Variability in the near-Earth solar wind conditions can adversely affect a number of ground- and space-based technologies. Some of these space weather impacts on ground infrastructure are expected to increase primarily with geomagnetic storm intensity, but also storm duration, through time-integrated effects. Forecasting storm duration is also necessary for scheduling the resumption of safe operating of affected infrastructure. It is therefore important to understand the degree to which storm intensity and duration are related.

In this study, we use the recently re-calibrated aa index, aaH to analyse the relationship between geomagnetic storm intensity and storm duration over the past 150 years, further adding to our understanding of the climatology of geomagnetic activity. In particular, we construct and test a simple probabilistic forecast of storm duration based on storm intensity.

Using a peak-above-threshold approach to defining storms, we observe that more intense storms do indeed last longer but with a non-linear relationship (Figure 1).

Figure 1: The mean duration (red) and number of storms (blue) plotted as a function of storm intensity.

Next, we analysed the distribution of storm durations in eight different classes of storms dependent on the peak intensity of the storm. We found them to be approximately lognormal with parameters depending on the storm intensity. A lognormal distribution is defined by the mean of the logarithm of the values, μ, and the standard deviation of the logarithm of the values, σ. These parameters were found from the observed durations in each intensity class through Maximum Likelihood Estimation (MLE) and used to create a lognormal distribution, plotted in Figure 2 in dark purple. The light purple distribution shows a histogram of the observed data as an estimate of the probability density function (PDF). By eye, the lognormal distribution provides a reasonable first-order match at all intensity thresholds.

Figure 2: The distribution of duration for storms with a peak between 150 and 190nT.

On this basis we created a method to probabilistically predict storm duration given peak intensity. For each of the peak intensity classes, we have calculated the values of μ and σ for the lognormal fits to the duration distributions shown as the black points in Figure 3. It is clear from the points in the left panel of Figure 3 that μ increases as intensity increases, agreeing with the previous results in Figure 1 (i.e., duration increases as intensity increases).

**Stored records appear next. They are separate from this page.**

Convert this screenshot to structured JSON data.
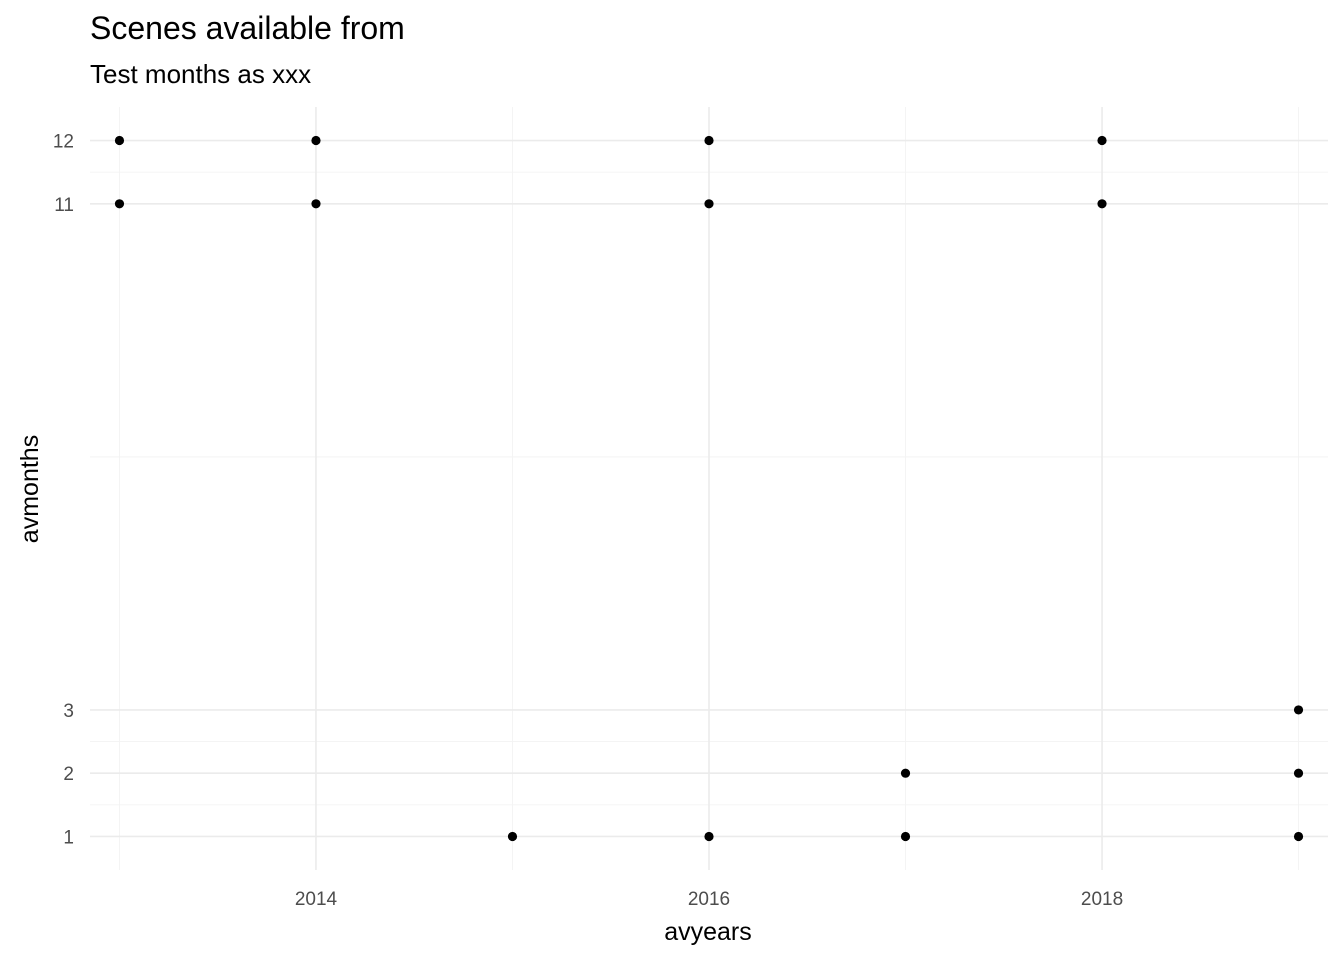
{
  "chart_data": {
    "type": "scatter",
    "title": "Scenes available from",
    "subtitle": "Test months as xxx",
    "xlabel": "avyears",
    "ylabel": "avmonths",
    "xlim": [
      2012.85,
      2019.15
    ],
    "ylim": [
      0.47,
      12.53
    ],
    "x_ticks": [
      2014,
      2016,
      2018
    ],
    "x_tick_labels": [
      "2014",
      "2016",
      "2018"
    ],
    "x_minor_ticks": [
      2013,
      2015,
      2017,
      2019
    ],
    "y_ticks": [
      1,
      2,
      3,
      11,
      12
    ],
    "y_tick_labels": [
      "1",
      "2",
      "3",
      "11",
      "12"
    ],
    "y_minor_ticks": [
      1.5,
      2.5,
      7,
      11.5
    ],
    "grid": true,
    "legend": "none",
    "point_color": "#000000",
    "points": [
      {
        "x": 2013,
        "y": 12
      },
      {
        "x": 2013,
        "y": 11
      },
      {
        "x": 2014,
        "y": 12
      },
      {
        "x": 2014,
        "y": 11
      },
      {
        "x": 2015,
        "y": 1
      },
      {
        "x": 2016,
        "y": 12
      },
      {
        "x": 2016,
        "y": 11
      },
      {
        "x": 2016,
        "y": 1
      },
      {
        "x": 2017,
        "y": 2
      },
      {
        "x": 2017,
        "y": 1
      },
      {
        "x": 2018,
        "y": 12
      },
      {
        "x": 2018,
        "y": 11
      },
      {
        "x": 2019,
        "y": 3
      },
      {
        "x": 2019,
        "y": 2
      },
      {
        "x": 2019,
        "y": 1
      }
    ]
  }
}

The parameter μ can be approximated as a function of storm intensity by:

μ(intensity) = A ln (B intensity−C)

where A, B and C are free parameters. A least squares fit was implemented, and the coefficients A, B and C were found to be 0.455, 4.632, 283.143 respectively and this curve is plotted, along with uncertainty bars, in Figure 3 (left). Although the fit is based on weighted bin-centres of storm intensity, the equation can be used to interpolate for a given value of intensity. σ can be approximated by a linear fit to give σ as a function of the peak intensity. Figure 3 (right) shows the best fit line which has a shallow gradient of −5.08×10−4 and y-intercept at 0.659.

Figure 3: (Left) The mean of the log-space as a function of intensity. (Right) The standard deviation of the log-space as a function of intensity.

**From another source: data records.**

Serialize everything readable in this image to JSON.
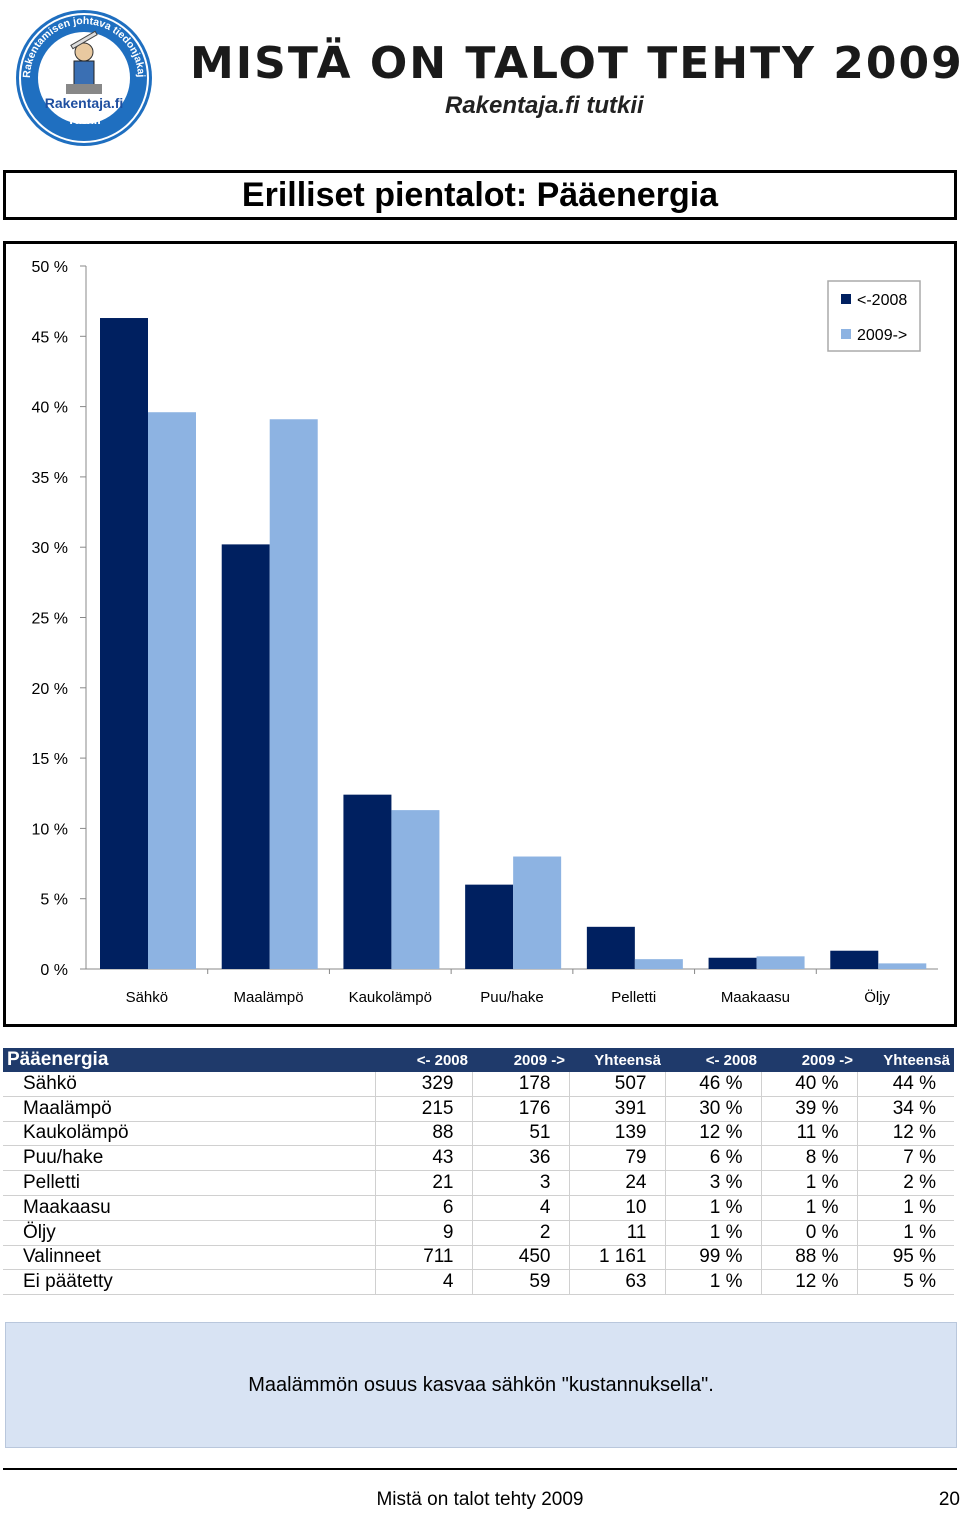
{
  "header": {
    "logo_ring_text": "Rakentamisen johtava tiedonjakaja",
    "logo_name": "Rakentaja.fi",
    "logo_sub": "Tutkii",
    "title": "MISTÄ ON TALOT TEHTY 2009",
    "subtitle": "Rakentaja.fi tutkii"
  },
  "section_title": "Erilliset pientalot: Pääenergia",
  "colors": {
    "series_2008": "#002060",
    "series_2009": "#8db3e2",
    "table_header": "#1f3a6b",
    "note_bg": "#d8e3f3"
  },
  "chart_data": {
    "type": "bar",
    "categories": [
      "Sähkö",
      "Maalämpö",
      "Kaukolämpö",
      "Puu/hake",
      "Pelletti",
      "Maakaasu",
      "Öljy"
    ],
    "series": [
      {
        "name": "<-2008",
        "values": [
          46.3,
          30.2,
          12.4,
          6.0,
          3.0,
          0.8,
          1.3
        ]
      },
      {
        "name": "2009->",
        "values": [
          39.6,
          39.1,
          11.3,
          8.0,
          0.7,
          0.9,
          0.4
        ]
      }
    ],
    "yticks": [
      "0 %",
      "5 %",
      "10 %",
      "15 %",
      "20 %",
      "25 %",
      "30 %",
      "35 %",
      "40 %",
      "45 %",
      "50 %"
    ],
    "ylim": [
      0,
      50
    ],
    "legend_position": "top-right",
    "grid": false
  },
  "table": {
    "headers": [
      "Pääenergia",
      "<- 2008",
      "2009 ->",
      "Yhteensä",
      "<- 2008",
      "2009 ->",
      "Yhteensä"
    ],
    "rows": [
      [
        "Sähkö",
        "329",
        "178",
        "507",
        "46 %",
        "40 %",
        "44 %"
      ],
      [
        "Maalämpö",
        "215",
        "176",
        "391",
        "30 %",
        "39 %",
        "34 %"
      ],
      [
        "Kaukolämpö",
        "88",
        "51",
        "139",
        "12 %",
        "11 %",
        "12 %"
      ],
      [
        "Puu/hake",
        "43",
        "36",
        "79",
        "6 %",
        "8 %",
        "7 %"
      ],
      [
        "Pelletti",
        "21",
        "3",
        "24",
        "3 %",
        "1 %",
        "2 %"
      ],
      [
        "Maakaasu",
        "6",
        "4",
        "10",
        "1 %",
        "1 %",
        "1 %"
      ],
      [
        "Öljy",
        "9",
        "2",
        "11",
        "1 %",
        "0 %",
        "1 %"
      ],
      [
        "Valinneet",
        "711",
        "450",
        "1 161",
        "99 %",
        "88 %",
        "95 %"
      ],
      [
        "Ei päätetty",
        "4",
        "59",
        "63",
        "1 %",
        "12 %",
        "5 %"
      ]
    ]
  },
  "note": "Maalämmön osuus kasvaa sähkön \"kustannuksella\".",
  "footer": {
    "text": "Mistä on talot tehty 2009",
    "page_number": "20"
  }
}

These equations can be used to find lognormal parameters as a function of storm peak intensity. From these, a distribution of duration can be created and hence a probabilistic estimate of the duration of this storm is available. This can be used to predict the probability a storm will last at least e.g. 24 hours. Figure 4 shows the output of the model for a range of storm peak intensity compared against a test set of the aaH index. The model has good agreement with the observations and provides a robust method for estimating geomagnetic storm duration.

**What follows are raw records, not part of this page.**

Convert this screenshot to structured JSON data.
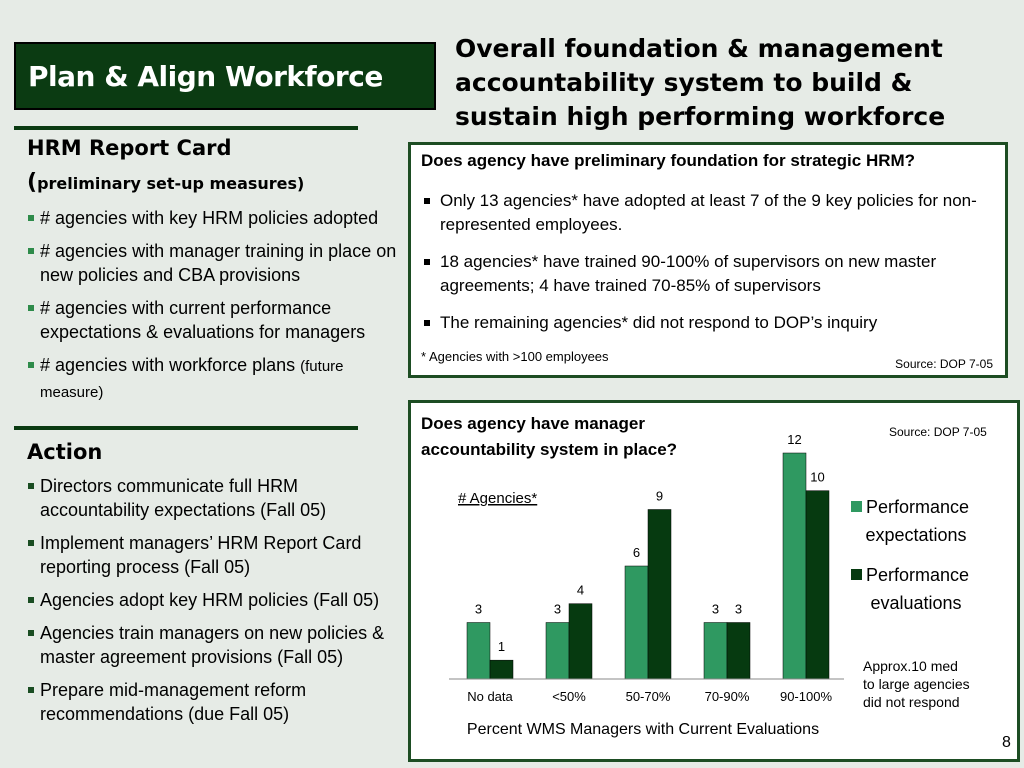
{
  "header": {
    "section_title": "Plan & Align Workforce",
    "main_heading": "Overall foundation & management accountability system to build & sustain high performing workforce"
  },
  "report_card": {
    "title": "HRM Report Card",
    "subtitle_open": "(",
    "subtitle_text": "preliminary set-up measures)",
    "items": [
      "# agencies with key HRM policies adopted",
      "# agencies with manager training in place on new policies and CBA provisions",
      "# agencies with current performance expectations & evaluations for managers"
    ],
    "item4_main": "# agencies with workforce plans ",
    "item4_small": "(future measure)"
  },
  "action": {
    "title": "Action",
    "items": [
      " Directors communicate full HRM accountability expectations (Fall 05)",
      "Implement managers’ HRM Report Card reporting process  (Fall 05)",
      "Agencies adopt key HRM policies (Fall 05)",
      "Agencies train managers on new policies & master agreement provisions (Fall 05)",
      "Prepare mid-management reform recommendations (due Fall 05)"
    ]
  },
  "foundation_box": {
    "question": "Does agency have preliminary foundation for strategic HRM?",
    "bullets": [
      "Only 13 agencies* have adopted at least 7 of the 9 key policies for non-represented employees.",
      "18 agencies* have trained 90-100% of supervisors on new master agreements; 4 have trained 70-85% of supervisors",
      "The remaining agencies* did not respond to DOP’s inquiry"
    ],
    "footnote": "* Agencies with >100 employees",
    "source": "Source: DOP 7-05"
  },
  "accountability_box": {
    "question_line1": "Does agency have manager",
    "question_line2": "accountability system in place?",
    "source": "Source: DOP 7-05",
    "note_line1": "Approx.10 med",
    "note_line2": "to large agencies",
    "note_line3": "did not respond"
  },
  "page_number": "8",
  "colors": {
    "dark_green": "#0b3b12",
    "expectations_color": "#2f9961",
    "evaluations_color": "#063a10"
  },
  "chart_data": {
    "type": "bar",
    "categories": [
      "No data",
      "<50%",
      "50-70%",
      "70-90%",
      "90-100%"
    ],
    "series": [
      {
        "name": "Performance expectations",
        "values": [
          3,
          3,
          6,
          3,
          12
        ]
      },
      {
        "name": "Performance evaluations",
        "values": [
          1,
          4,
          9,
          3,
          10
        ]
      }
    ],
    "xlabel": "Percent WMS Managers with Current Evaluations",
    "ylabel": "# Agencies*",
    "ylim": [
      0,
      12
    ],
    "grid": false,
    "legend_position": "right",
    "legend_labels": [
      [
        "Performance",
        "expectations"
      ],
      [
        "Performance",
        "evaluations"
      ]
    ]
  }
}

The results demonstrate significant advancements in not only understanding the properties and structure of storms, but also how we can predict and forecast these dynamic and hazardous events.

For more information, please see the open-access paper.

Figure 4: The probability that a storm will last at least 24 hours plotted as a function of storm intensity. The black line shows the observed probability and the red line shows the model output.